Majors: General Engineering and Mechanical Engineering
My high school physics teacher, Eric Wright, was a big reason I decided to pursue a degree in applied sciences. Eric made math and science fun and tangible with what he called, with a wry smile, “arts and crafts.” It was one thing to calculate the velocity and distance of a projectile or the buoyant force of a raft, but quite another to give us the tools to build and launch our own rockets and race our own canoes on the local lake. I used to think that engineering was dull, filled with boring, long mathematics — solve for x, balance the equation, etc. — but Eric showed us how fun and applicable it could be. I still stay in touch with him, and have had opportunities to tell his students about my fun engineering experiences and opportunities in college and in industry.

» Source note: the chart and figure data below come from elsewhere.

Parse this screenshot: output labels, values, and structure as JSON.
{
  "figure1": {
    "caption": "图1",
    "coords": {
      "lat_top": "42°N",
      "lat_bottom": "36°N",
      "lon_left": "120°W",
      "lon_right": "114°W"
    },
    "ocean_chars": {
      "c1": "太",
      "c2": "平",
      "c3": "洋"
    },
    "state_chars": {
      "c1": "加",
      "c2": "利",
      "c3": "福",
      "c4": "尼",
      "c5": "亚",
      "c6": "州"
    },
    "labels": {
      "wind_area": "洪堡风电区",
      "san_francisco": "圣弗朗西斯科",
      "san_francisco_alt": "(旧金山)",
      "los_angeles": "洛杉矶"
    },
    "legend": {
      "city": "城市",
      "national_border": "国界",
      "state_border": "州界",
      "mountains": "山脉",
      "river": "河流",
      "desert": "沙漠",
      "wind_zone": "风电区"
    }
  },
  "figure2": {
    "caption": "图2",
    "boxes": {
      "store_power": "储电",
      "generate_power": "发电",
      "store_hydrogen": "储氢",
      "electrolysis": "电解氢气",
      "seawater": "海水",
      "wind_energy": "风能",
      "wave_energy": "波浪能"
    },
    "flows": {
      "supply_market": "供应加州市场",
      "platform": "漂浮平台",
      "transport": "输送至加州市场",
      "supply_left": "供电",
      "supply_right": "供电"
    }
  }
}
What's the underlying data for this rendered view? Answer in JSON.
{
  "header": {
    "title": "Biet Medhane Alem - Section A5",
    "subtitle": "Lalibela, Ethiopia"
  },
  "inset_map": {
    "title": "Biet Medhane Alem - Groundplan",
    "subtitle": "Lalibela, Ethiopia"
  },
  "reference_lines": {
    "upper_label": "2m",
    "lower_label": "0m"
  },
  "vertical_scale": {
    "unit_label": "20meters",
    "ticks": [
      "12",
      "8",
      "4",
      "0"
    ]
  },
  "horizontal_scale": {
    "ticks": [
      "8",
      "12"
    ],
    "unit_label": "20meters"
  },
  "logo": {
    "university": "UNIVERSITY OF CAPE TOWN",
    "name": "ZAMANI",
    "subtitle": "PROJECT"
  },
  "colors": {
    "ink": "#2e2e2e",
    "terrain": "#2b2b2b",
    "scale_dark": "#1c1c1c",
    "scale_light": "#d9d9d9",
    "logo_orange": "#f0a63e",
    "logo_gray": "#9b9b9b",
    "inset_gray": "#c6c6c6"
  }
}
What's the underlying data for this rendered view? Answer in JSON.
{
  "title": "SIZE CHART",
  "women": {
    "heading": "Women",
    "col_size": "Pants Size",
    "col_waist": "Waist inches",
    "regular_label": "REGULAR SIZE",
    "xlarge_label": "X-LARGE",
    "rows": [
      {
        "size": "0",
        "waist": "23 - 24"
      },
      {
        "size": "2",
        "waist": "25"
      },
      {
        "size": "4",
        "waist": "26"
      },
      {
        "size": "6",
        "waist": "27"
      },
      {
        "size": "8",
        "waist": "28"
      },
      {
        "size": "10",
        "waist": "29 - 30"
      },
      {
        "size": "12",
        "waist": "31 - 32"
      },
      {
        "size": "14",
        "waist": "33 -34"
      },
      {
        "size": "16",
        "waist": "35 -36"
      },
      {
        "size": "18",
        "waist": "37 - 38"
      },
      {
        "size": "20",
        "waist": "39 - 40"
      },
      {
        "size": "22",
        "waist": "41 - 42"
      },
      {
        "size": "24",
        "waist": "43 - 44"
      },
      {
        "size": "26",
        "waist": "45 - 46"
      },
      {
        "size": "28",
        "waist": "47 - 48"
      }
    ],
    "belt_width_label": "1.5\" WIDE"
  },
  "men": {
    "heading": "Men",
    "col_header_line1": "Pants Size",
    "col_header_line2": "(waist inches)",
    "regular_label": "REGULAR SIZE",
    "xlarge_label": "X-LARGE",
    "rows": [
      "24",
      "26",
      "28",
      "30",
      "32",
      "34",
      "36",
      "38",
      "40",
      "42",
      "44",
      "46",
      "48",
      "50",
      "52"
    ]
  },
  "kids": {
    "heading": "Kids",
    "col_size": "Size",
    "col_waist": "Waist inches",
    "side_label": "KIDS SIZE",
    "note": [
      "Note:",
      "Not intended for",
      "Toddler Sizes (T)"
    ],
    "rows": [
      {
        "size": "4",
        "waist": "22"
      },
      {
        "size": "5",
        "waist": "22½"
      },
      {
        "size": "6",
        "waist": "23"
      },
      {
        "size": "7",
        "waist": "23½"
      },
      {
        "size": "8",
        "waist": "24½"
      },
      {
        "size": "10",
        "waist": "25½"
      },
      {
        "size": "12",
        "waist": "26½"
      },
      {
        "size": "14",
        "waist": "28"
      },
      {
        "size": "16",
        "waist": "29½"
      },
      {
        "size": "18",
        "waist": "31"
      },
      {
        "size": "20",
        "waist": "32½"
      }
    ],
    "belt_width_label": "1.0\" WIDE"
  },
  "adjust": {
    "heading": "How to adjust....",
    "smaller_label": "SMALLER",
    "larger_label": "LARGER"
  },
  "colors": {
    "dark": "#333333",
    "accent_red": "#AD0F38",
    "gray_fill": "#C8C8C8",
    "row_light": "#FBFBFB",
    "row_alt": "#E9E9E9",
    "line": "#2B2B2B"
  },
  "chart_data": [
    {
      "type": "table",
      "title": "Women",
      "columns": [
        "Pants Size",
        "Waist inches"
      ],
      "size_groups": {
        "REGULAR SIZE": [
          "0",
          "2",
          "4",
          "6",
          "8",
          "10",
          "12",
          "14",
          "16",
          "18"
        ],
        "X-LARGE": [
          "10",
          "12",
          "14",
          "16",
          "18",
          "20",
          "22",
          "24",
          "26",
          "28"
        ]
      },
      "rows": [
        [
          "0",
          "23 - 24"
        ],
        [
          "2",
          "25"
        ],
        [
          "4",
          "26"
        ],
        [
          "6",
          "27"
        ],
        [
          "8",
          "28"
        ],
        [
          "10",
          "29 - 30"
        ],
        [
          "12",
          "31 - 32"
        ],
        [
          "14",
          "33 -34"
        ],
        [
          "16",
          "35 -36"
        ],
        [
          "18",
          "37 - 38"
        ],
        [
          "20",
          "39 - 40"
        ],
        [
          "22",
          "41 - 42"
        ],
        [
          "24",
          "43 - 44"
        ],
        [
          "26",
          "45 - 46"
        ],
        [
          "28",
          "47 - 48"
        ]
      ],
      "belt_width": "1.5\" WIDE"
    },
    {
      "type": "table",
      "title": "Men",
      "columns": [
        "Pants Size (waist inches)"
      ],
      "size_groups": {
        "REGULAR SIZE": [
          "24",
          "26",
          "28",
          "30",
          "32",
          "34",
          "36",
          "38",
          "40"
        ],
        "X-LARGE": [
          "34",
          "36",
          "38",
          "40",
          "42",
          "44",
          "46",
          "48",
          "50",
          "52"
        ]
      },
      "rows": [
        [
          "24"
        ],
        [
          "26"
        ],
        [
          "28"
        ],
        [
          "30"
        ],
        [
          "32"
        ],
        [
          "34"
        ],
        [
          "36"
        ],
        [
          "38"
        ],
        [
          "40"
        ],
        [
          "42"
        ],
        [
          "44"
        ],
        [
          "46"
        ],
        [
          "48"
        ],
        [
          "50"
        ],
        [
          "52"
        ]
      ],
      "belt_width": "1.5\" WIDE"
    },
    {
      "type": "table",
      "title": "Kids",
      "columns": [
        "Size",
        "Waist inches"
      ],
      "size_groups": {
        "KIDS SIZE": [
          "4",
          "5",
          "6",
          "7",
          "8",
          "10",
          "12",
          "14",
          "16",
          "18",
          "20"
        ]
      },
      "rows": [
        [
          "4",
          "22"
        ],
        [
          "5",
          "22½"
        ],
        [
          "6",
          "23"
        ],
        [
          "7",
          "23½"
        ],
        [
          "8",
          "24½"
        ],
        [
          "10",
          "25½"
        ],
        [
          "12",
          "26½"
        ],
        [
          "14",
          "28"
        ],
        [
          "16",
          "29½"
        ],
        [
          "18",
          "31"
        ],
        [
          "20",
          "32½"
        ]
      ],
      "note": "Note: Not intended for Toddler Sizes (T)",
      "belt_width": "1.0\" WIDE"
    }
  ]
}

After sitting in on some upper-division engineering courses at SPU during a prospective-student week, though, I started to question my desire to study engineering. Then, one day after class, Dr. Adam Arabian, then chair of Mechanical Engineering, asked me about my interests and my concerns about studying engineering. He reassured me that engineering was more than calculus and differential equations. He gave me his cell number and told me to call or text him if I ever had doubts or questions about engineering. I was blown away by this generous gesture and would soon discover that all my SPU professors would have this sort of approachability and willingness to engage with students on a personal level.
Today I’m living my childhood dream of working in the automotive industry and contributing to the design and manufacturing of semitrucks at Kenworth. I’ve been working as a design engineer in the transmission-powertrain group, where I support current product production at four plants across North America, and help design, integrate, validate, and lead programs for new content and future products. In my short time with the company, I’ve had some incredible opportunities to get hands on with the trucks and travel to meet with suppliers and customers.
Engineering is no walk in the park; it takes hard work, discipline, and long nights of studying, but the faculty at SPU gave me the tools, resources, and outlets to succeed in the classroom and beyond graduation. I also really enjoyed the junior/senior design projects. Getting to design and craft a “product” with a target customer in my mind was not only fun but super applicable to the work that I do today, and ties in all the pieces of my previous engineering coursework.
But the best experience from my time in engineering at SPU was through SAE Baja. Getting to work alongside and eventually lead multidisciplinary engineering students to design, build, and race a baja car was some serious fun. The SAE programs are a great way to get your hands dirty (in the best way possible) and take your technical skills and knowledge to the next level.